De aanwezigheid van een brouwerij op de Tuimelare in de 16de eeuw is helemaal niet zo denkbeeldig. Vanaf omstreeks 1269 tot 1578 stond daar het Gasthuis ten Bunderen, bewoond door enkele zusters. De kloosterkroniek "Jaer-Boek" (1783) omschreef bondig hun specifieke opdracht: naast het verschaffen van onderdak en overnachting aan vermoeide bedevaarders en behoeftige reizigers, ook eten (erwtensoep), drank (bier) en een bussel hout om zich te warmen bij het haardvuur.

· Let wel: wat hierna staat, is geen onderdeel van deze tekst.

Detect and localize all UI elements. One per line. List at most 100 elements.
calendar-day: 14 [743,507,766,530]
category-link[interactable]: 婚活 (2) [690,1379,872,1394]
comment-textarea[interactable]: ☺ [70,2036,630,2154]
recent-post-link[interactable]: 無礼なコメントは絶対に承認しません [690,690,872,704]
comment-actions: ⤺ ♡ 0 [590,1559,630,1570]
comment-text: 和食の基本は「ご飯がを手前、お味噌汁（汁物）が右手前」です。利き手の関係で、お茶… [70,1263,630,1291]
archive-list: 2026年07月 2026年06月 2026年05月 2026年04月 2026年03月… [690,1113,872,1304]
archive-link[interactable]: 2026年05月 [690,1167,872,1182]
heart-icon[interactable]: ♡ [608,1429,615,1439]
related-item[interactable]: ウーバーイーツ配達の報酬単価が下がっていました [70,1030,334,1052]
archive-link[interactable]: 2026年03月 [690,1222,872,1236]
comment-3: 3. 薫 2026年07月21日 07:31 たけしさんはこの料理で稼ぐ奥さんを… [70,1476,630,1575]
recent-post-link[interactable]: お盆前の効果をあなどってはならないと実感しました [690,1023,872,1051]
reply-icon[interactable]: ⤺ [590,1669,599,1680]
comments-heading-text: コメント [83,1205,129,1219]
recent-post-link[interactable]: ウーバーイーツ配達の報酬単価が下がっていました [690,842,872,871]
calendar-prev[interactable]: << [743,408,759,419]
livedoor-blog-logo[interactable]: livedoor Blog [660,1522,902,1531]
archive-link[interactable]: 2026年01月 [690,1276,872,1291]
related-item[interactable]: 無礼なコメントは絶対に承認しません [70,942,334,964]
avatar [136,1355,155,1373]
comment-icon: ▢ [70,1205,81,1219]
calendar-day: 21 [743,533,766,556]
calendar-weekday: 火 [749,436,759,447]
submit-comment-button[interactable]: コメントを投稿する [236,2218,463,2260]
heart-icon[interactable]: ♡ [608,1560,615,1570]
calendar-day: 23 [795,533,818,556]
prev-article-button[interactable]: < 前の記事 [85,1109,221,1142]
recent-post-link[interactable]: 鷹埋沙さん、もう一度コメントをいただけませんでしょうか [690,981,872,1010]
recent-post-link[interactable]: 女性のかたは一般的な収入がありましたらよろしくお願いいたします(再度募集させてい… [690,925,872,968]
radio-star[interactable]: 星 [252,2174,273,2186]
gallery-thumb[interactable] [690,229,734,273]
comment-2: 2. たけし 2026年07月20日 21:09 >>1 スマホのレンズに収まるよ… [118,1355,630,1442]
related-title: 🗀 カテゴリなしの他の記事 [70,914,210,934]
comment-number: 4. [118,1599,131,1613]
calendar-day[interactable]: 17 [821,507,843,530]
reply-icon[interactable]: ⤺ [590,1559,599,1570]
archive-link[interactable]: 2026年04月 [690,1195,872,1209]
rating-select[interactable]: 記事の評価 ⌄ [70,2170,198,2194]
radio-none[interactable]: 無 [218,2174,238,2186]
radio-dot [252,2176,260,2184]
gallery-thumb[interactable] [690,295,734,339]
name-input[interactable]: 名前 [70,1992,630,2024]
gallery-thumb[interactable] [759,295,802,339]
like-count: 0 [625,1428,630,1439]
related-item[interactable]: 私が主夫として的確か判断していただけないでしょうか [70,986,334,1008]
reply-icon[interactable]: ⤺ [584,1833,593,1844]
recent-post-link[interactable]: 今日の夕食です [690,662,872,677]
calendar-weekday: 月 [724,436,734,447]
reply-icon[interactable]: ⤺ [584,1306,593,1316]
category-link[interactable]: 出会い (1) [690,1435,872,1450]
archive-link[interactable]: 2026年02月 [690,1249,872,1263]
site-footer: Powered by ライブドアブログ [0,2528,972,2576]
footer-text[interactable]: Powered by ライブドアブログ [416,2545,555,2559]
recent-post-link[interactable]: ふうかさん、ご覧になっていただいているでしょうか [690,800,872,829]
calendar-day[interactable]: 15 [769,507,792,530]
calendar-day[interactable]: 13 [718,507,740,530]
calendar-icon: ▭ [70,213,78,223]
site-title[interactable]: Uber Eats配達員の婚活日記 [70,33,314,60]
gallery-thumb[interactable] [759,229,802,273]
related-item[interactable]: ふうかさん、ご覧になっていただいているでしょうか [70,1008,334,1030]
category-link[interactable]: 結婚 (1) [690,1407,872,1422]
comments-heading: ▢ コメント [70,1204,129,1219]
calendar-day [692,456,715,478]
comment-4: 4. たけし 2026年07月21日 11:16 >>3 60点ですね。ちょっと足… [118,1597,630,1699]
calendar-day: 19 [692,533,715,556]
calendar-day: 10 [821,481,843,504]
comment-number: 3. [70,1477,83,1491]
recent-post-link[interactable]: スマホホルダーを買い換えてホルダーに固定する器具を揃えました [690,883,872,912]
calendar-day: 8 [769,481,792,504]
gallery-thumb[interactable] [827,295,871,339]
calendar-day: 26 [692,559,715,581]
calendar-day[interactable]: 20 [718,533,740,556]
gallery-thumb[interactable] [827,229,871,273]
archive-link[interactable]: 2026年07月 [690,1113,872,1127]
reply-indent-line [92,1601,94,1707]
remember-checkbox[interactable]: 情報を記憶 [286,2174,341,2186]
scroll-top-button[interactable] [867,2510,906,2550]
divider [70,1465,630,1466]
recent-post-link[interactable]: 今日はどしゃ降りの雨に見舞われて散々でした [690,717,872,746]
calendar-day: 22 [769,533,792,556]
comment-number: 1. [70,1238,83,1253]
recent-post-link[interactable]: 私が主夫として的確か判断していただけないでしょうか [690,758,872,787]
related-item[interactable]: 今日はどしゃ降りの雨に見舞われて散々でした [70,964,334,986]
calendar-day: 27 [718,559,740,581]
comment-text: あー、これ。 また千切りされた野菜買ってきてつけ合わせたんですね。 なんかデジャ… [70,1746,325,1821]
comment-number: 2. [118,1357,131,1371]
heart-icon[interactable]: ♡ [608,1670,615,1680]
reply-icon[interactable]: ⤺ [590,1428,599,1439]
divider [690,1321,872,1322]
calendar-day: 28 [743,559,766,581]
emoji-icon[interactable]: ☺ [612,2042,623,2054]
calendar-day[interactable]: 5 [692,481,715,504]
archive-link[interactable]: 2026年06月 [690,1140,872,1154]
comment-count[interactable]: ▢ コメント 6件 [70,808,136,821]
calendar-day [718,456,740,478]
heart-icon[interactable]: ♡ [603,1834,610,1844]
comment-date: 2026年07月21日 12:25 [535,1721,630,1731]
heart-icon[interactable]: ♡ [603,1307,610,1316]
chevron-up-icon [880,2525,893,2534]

"met insicht van te logeeren de arme pelgrims die reysden naer de heylige landen...sy voorsagen die arme pelgrims in dien tyd van bedden, en gaven voor spyse erweetpotagie, bierken, ende eenen busch om te warmen."
Zoals algemeen gebruikelijk in de late middeleeuwen kwam in het klooster én in het gastenhuis bier van lage gisting op tafel, dat gebrouwen was van gemoute gerst en een laag alcoholgehalte had, best vergelijkbaar met het hedendaags tafelbier. Bier was de drank bij uitstek in onze streken, simpelweg omdat er geen kraanwater, bronwater voorhanden was, en omdat het véél veiliger was dan het (mogelijk vervuilde) oppervlaktewater.

Ten oosten van het toenmalig Gasthuis, langs de huidige Ten Bunderenstraat, lag een akker, "Bierkenland" geheten. Teelden de zusters er misschien hoppe waarmee ze zélf hun bier brouwden? Dat lag in die tijd niet zo voor de hand binnen een kleine gemeenschap van vrouwelijke kloosterlingen. De kans is groter dat de opbrengst van "Bierkenland" was bestemd voor de aankoop van bier in een naburige brouwerij. Wie weet was dat in de brouwerij van 'den Tuymelare'...

1693

Bierbrouwerij. Ets, 1695. (Dresden, Deutsche Fotothek & PICRYL © Public Domain)
Bierbrouwerij. Ets, 1695. (Dresden, Deutsche Fotothek & PICRYL © Public Domain).

Tijdens de Franse bezetting (1678-1713) van de kasselrij Ieper vaardigde de koninklijke raadsheer in mei 1693 een aantal strenge maatregelen voor de brouwers (Bron: Pieter Donche. Brouwers in de kasselrij Ieper in 1693, in - 'Westhoek', jg. 11, 1996, nrs. 2-3, pp. 13 - 18). Om te beginnen werd het beroep van brouwer omgezet in een verplicht ambt. De ambten mochten bij de overheid in Ieper gekocht worden door de heren van de parochies, grondeigenaars of elke andere particulier. Iedere brouwer mocht aan niet meer dan 4 herbergen gerstenat leveren bij de aankoop van het ambt. Pas toen alle ambten verkocht waren, was de bierverkoop vrij.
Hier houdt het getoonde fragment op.